第八章 西に出者
役所に再び訪れれば、ルイーズはいつも通り傭兵の仕事紹介の受付をしていた。
長がこんなところで仕事をしているとは、誰も思わないだろう。
カズホと同じ新人らしい傭兵に、一見陰湿そうで淡々とだが、親身になっている姿は、本当にこの仕事が好きなのだと伝わってくるようだった。受付を離れる際、新人傭兵は「ありがとうございます!」と元気良く礼を言って、その場を去っていった。
三人もその新人を見送った後、ルイーズに歩み寄る。
「ルイーズさん」
「ああ、お三方。
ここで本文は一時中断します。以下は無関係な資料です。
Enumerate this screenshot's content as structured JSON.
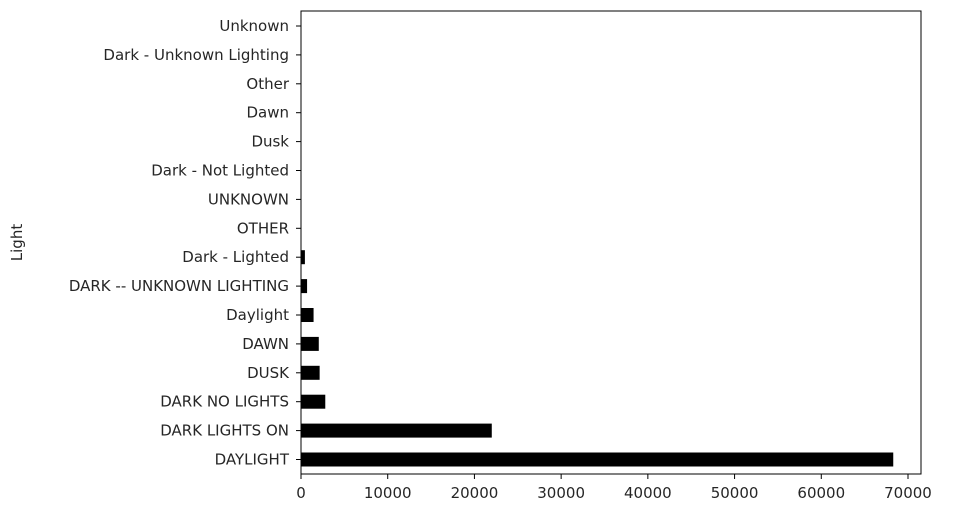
{
  "chart_data": {
    "type": "bar",
    "orientation": "horizontal",
    "title": "",
    "xlabel": "",
    "ylabel": "Light",
    "xlim": [
      0,
      71500
    ],
    "xticks": [
      0,
      10000,
      20000,
      30000,
      40000,
      50000,
      60000,
      70000
    ],
    "xtick_labels": [
      "0",
      "10000",
      "20000",
      "30000",
      "40000",
      "50000",
      "60000",
      "70000"
    ],
    "categories": [
      "DAYLIGHT",
      "DARK LIGHTS ON",
      "DARK NO LIGHTS",
      "DUSK",
      "DAWN",
      "Daylight",
      "DARK -- UNKNOWN LIGHTING",
      "Dark - Lighted",
      "OTHER",
      "UNKNOWN",
      "Dark - Not Lighted",
      "Dusk",
      "Dawn",
      "Other",
      "Dark - Unknown Lighting",
      "Unknown"
    ],
    "values": [
      68300,
      22000,
      2800,
      2150,
      2050,
      1450,
      700,
      450,
      30,
      20,
      10,
      8,
      6,
      4,
      3,
      2
    ],
    "bar_color": "#000000",
    "grid": false,
    "legend": "none"
  }
}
結論は出ましたか?」
「仕事をやります」
カズホの言葉に、ルイーズはまた重い瞼を大きく持ち上げ、礼をした。
「あなた方に、エリミヤの神の祝福があらんことを」
正式に仕事を受け、三人は西の街道へと向かっていた。
ふと、カズホは疑問に思った。
「そういえば、ここ神様って、何?」
「何って、おまえ、神サマって奴は神だろ?」
「エリミヤの?」
どう訊いていいのかも、確かに分からなかった。が、神という存在を、誰かの口から聞くことははじめてだった。
(俺も普段口にはしないけどさ)
日本では神頼みといった言葉もあるし、神棚がある家もある。神社仏閣や教会も思えば身近だ。無宗教と言われる国ではあるが、様々な宗教もある。それこそ神や仏を名乗った怪しいものまであるが、それでも救われたい者は頼りにしている。
だが、この国ではそういったものを見ていない。
さっきルイーズが『エリミヤの神』と言ったが、祀っている箇所もなかったように思ったのだ。
「エリミヤの神は、今はもう廃れてしまった神話よ」
「神話?」
ミーシャも肩竦めて、どう答えようかと考えている風だった。
「今のエリミヤでは神を祀る習慣はないわ」
「えっ? そうなの? 何かで見たことがあるけど、紛争や自然災害が多い地域こそ、神や宗教に縋ることが多いって……」
「宗教はあるけど、みんな人ね。神として崇められる存在はいないのよ」
「神が助けてくれねぇことを、この国のもんは知り過ぎてしまったんだな」
「神はただそこに存在する。エリミヤの神もまた。ご加護は、まじないみたいなものね」
冷めた感じのミーシャに、神ですらこの国では廃れてしまうのかと思った。
人の気の持ちようと言えばそれまでなのだろうか。
「廃れた神話って、どんな話なんだ?」
「なんだ? カズホは神を信じる方か?」
「信じてるってほどじゃないけど、俺のいた世界では、何かあると神社に行ったり、神頼みしてみたり……神話もいっぱいあったからさ。大学でちょっと勉強もしたし」
「ほぉ、結構学があんだな、カズホ」
「ほんと、ちょっとだけだよ」
興味があるくらいだった。好きな人は、どっぷりと神話の世界を楽しんでいた。カズホの友人にもいた。彼から時々嫌というほど神話の魅力を聞かされ、頭がパンクしそうになったこともある。
ミーシャが思い出すように天を仰いだ。
「まあ、時間もあるし、思い出せる範囲で教える」
それは、何もない、世界という名もない時のことから始まった。